Saturday, October 15, 2016

The Sublimity of Reunification

One of the best ways of recovering from anything is through friendship.

Time had passed like a blink of an eye, and yet the very moment I reconnected with one of my best friends it was as if no time at all had passed. And the funny thing is that both of us voiced that very thought, as the penultimate and long-overdue reunion finally happened.

We regressed to those same younger selves that we once were, and yet I reflected on the many ways we had transformed. We returned to the same hallowed halls where we once spent hours and days, and blanketed with memories and time and experience shared everything that has passed since we had went our own ways.

It is fascinating to realize how we were just children at that time we thought we were conquering the world. Perhaps in another ten years again, this realization will happen, looking at ourselves as we are today.

All the "remember when"s of nostalgia, of recounting old escapades as if it were just yesterday, of opening up about failed relationships and worries for the future — and realizing how much we have changed. Him more gentle, me more poised. If anything, I realized we had both survived a long weary journey, and were more laidback, calmer, and steadier from the experience.

I pointed out the full moon as we walked our last moments. "It's giving us its blessing," I joked.

Maybe blessings don't need to really have a point or outcome, maybe they are just appreciating the moments when you have them.

Tuesday, October 11, 2016

The Giving of Thanks

This Thanksgiving, I had a lesson in giving thanks and a lesson in giving. Above all, I remembered the most important lesson: kindness.

In the past few weeks, I'd aligned myself with an individual who I felt I could identify with, as happens with new-budding friendships. Over time, however, I began to realize at the oddest moments that there was something subliminally toxic about the relationship, or rather about the person itself.

It is an all too common trap amongst us, to bond and enter relationships with an affinity that binds you together — so much that you band together. Against others who are not in your inner circle. For silly reasons, for legitimate reasons, sometimes for no good reason altogether.

Despite my wisdom, I let myself get carried away with the tendency to rant and rave, to mock and laugh. But soon I realized that I was falling into an unhealthy mindset.

Kindness was not smiling benevolently at someone, all the while running a multitude of invectives through one's mind at the same person.

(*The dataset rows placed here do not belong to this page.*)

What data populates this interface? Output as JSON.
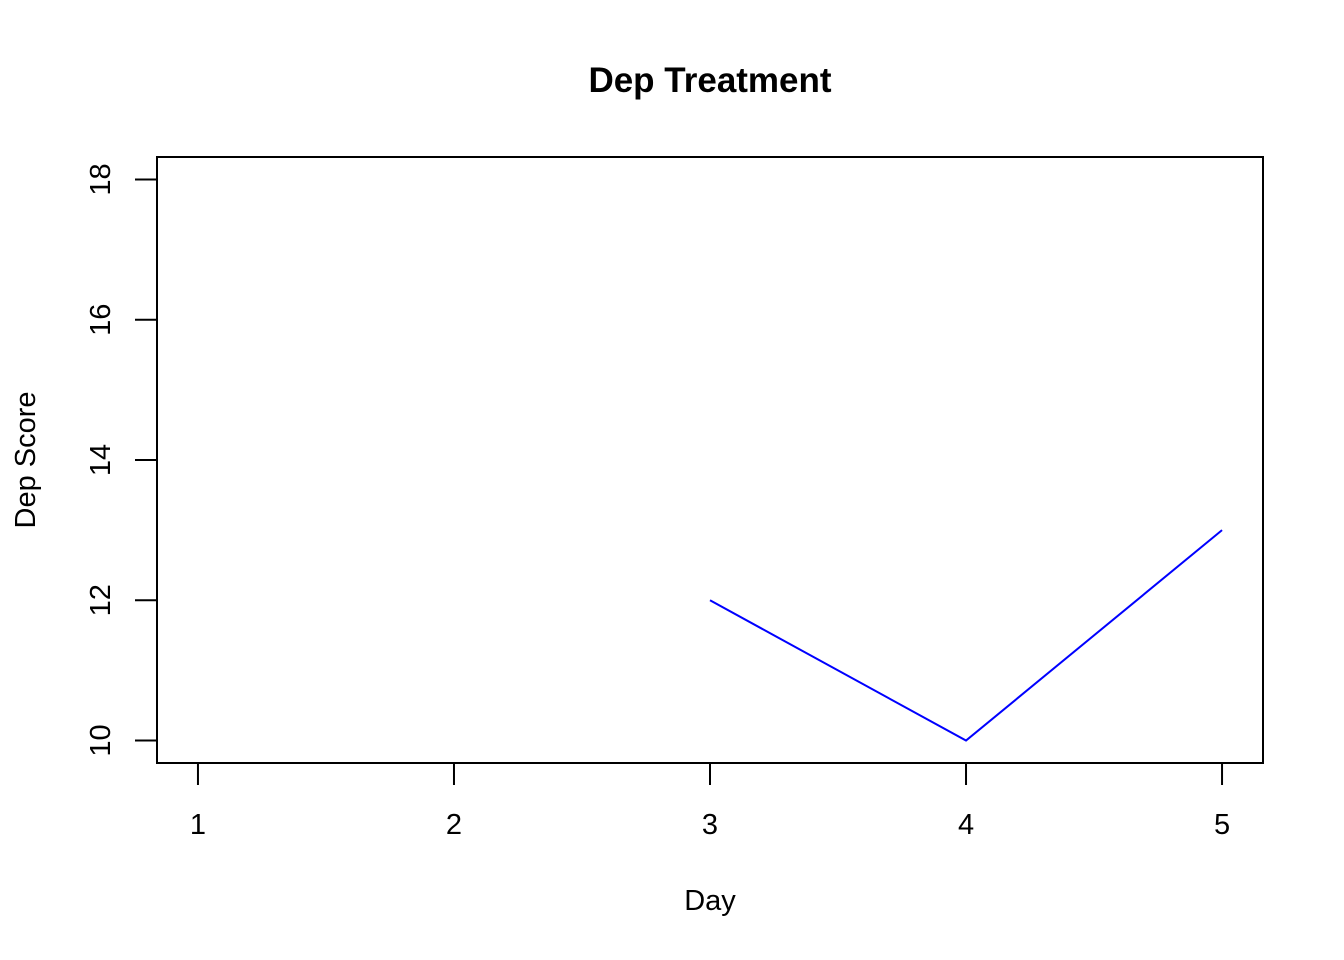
{
  "chart_data": {
    "type": "line",
    "title": "Dep Treatment",
    "xlabel": "Day",
    "ylabel": "Dep Score",
    "x": [
      1,
      2,
      3,
      4,
      5
    ],
    "xticks": [
      1,
      2,
      3,
      4,
      5
    ],
    "xlim": [
      0.84,
      5.16
    ],
    "ylim": [
      9.68,
      18.32
    ],
    "yticks": [
      10,
      12,
      14,
      16,
      18
    ],
    "series": [
      {
        "color": "#0000ff",
        "points": [
          {
            "x": 3,
            "y": 12
          },
          {
            "x": 4,
            "y": 10
          },
          {
            "x": 5,
            "y": 13
          }
        ]
      }
    ],
    "grid": false,
    "legend": "none"
  }
}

Kindness was not running one's eyes over a person's outfit and smirking because you made some judgement based on what you saw on the outset. Kindness was not wishing destruction on the same person you wrapped your arms around, pretending affection.

No.

Too soon I realized that I was positioning myself too close to someone who was full of negative thoughts against almost everyone else. This was someone who took against another person, violently and unfathomably, based on some internal set of twisted contraindications.

I could not understand so many things, yet I kept giving, hoping that something would soften, that some understanding of the basic rudimentary idea of a greater kindness would set in place. It took me waking up in the hospital to be faced with someone's utter self-centredness to come to this realization. Sometimes you need to remove these impurities to be able to breathe freely.



Saturday, October 08, 2016

The Primacy of Survival

One of the worst things growing up was having the one person who was meant to inspire you to be the best person you can be tell you that you're nothing.

Growing up with an abusive single parent was, as an understatement, unhealthy. I grew up through years of being screamed at, insulted, and demeaned. I was frequently told that I was good for nothing and would always be a failure.

It took a lot of time for me to climb out of that dark abyss. I kept putting on a bright smile on the outside, and when people found out that it was often masking something else, they were frequently shocked. People, I found, were often very good at judging.

Through years of depression, tenuous health, and teetering over that frightening dark place where one often lost the will to live, I still somehow clung on. And to this end, I had to tell myself that I knew that I was doing my best, that no matter what anyone else told me, I was being the best person I could be.

Being the best wasn't a thing of pride. It was of survival. It was a mantra that spurred me on from one slippery stepping stone to the next. Finding what I loved to do and doing it well made me strive to be better. I knew that despite the many people who kept trying to throw negativity at my fight for survival, underneath I was being the best person I can be.

Being the best wasn't a figure of relativity, it was not a ruler to outcompete or compare. It was a basic fundamental of being a good person, of being the 'goodest' but grammatically meant the best.

So whenever I find myself holding up the broken pieces that constitute my life, I remember that even pieced together with visible cracks, I will always strive to be the best; I am the best.